Qendressa, a Nazarene lay leader from a Balkan country where women are prohibited from leadership over men, was one of 153 women and five men who journeyed to the CALLED: Reimagine conference in Zagreb, Croatia.
The broader Christian community in her nation numbers only a few thousand and represents a very small minority of the general population. She has only seen a woman preach from the pulpit once, and that individual was an American missionary.
The concept of a Wesleyan women clergy conference has been evolving for nearly two decades. The first conference was held in Ireland in 2002 and was attended predominantly by women from Western Europe. This year’s conference in Zagreb reflects growth in numerical attendance as well as an expanding cross-denominational cooperation of Wesleyan-Holiness churches across Europe.
Conference participants included members of The Wesleyan Church, the Church of God, the Church of the Nazarene, One Mission Society, the United Methodists in Russia, and the Anglican Church.
The conference’s steering committee hoped that the intentionally broad inclusion of women into the theological conversation would be transformative. The presenters were from a diverse spectrum in terms of ethnicity, geography, age, experience, and ministry responsibilities. The attendance list stretched from women who were still exploring their call all the way to women who fulfill the top levels of ordained leadership in their denominations.
Both The Wesleyan Church and the Church of the Nazarene have benefitted from the leadership of women in every level of church administration. In 2008, JoAnne Lyons was elected general superintendent of The Wesleyan Church, the highest office for that denomination. The Church of the Nazarene has elected two women as general superintendents — Nina Gunter in 2005 and Carla Sunberg in 2017.
The conference balanced theology with times of practical skill-building with 13 workshops focused under four broad themes — the minister, the church, healthy relationships, and theology. The schedule was rounded out with two panel discussions, topical table discussions, devotionals, sermons, and a service of lament and reconciliation. The conference closed with prayer stations and the Eucharist.
A workshop led by Svetlana Khobnya, a Russian theologian and biblical studies lecturer at Nazarene Theological College–Manchester, dealt with the biblical interpretations of two passages, 1 Timothy 2:8-15 and 1 Corinthians 14:34-36, that are most often used to prohibit or set limitations on women. Qendressa says that Khobnya’s workshop was a critical point for her that left her wondering and wrestling with what obedience to God’s call in her life might mean in the future.
Another workshop, led by Tatiana Cantarella, focused on how women can maintain a healthy pastoral identity when the culture doesn’t always approve. Before moving to Minsk, Belarus, to plant a church, Cantarella pastored in Moscow, Russia. She captured the heart of the conference when she described church planting in a city where there are no other Wesleyans.
“It is a challenge to exist within a Christian community that struggles with my call and gifts because I am a woman,” Cantarella said.

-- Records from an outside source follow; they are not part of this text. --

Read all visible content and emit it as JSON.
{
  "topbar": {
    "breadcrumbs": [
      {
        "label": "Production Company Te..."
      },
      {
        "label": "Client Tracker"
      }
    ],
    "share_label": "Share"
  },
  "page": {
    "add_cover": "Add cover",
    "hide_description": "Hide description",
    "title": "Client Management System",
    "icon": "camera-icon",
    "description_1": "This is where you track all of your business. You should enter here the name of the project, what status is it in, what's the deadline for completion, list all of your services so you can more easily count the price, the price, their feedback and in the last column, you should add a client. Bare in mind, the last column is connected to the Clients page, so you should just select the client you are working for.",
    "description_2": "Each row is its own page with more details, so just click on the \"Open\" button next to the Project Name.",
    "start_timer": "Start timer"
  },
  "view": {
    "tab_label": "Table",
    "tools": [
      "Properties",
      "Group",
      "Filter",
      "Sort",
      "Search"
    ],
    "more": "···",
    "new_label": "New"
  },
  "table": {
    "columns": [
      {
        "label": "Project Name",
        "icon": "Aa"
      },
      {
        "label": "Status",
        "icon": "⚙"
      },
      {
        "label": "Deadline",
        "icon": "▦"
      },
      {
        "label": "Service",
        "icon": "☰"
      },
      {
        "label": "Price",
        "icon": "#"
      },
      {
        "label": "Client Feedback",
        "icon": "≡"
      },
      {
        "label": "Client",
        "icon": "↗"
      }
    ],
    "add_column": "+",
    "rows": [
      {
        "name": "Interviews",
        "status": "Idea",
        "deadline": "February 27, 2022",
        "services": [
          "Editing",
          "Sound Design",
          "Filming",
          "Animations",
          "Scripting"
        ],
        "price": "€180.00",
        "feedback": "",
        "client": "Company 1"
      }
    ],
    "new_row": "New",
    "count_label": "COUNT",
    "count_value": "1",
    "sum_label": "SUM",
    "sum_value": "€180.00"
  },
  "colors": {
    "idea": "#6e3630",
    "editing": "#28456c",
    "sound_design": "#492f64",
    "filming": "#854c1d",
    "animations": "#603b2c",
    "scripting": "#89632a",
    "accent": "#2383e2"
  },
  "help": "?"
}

Khobnya and Cantarella, who are both Russian, represent the religious contexts of the vast majority of women who attended the conference. Most churches in the former Soviet nations, the Middle East, and the Balkans prohibit a woman in the pulpit or in any place of authority or leadership over a man. For these contexts, those attending CALLED are the first generation of women ministers, and they come with the full blessing and advocacy of their denominations and organizations.
Across the vast European continent, this generation of Wesleyan-Holiness women hopes to form both a present and a future where a woman in the pulpit is a normal occurrence.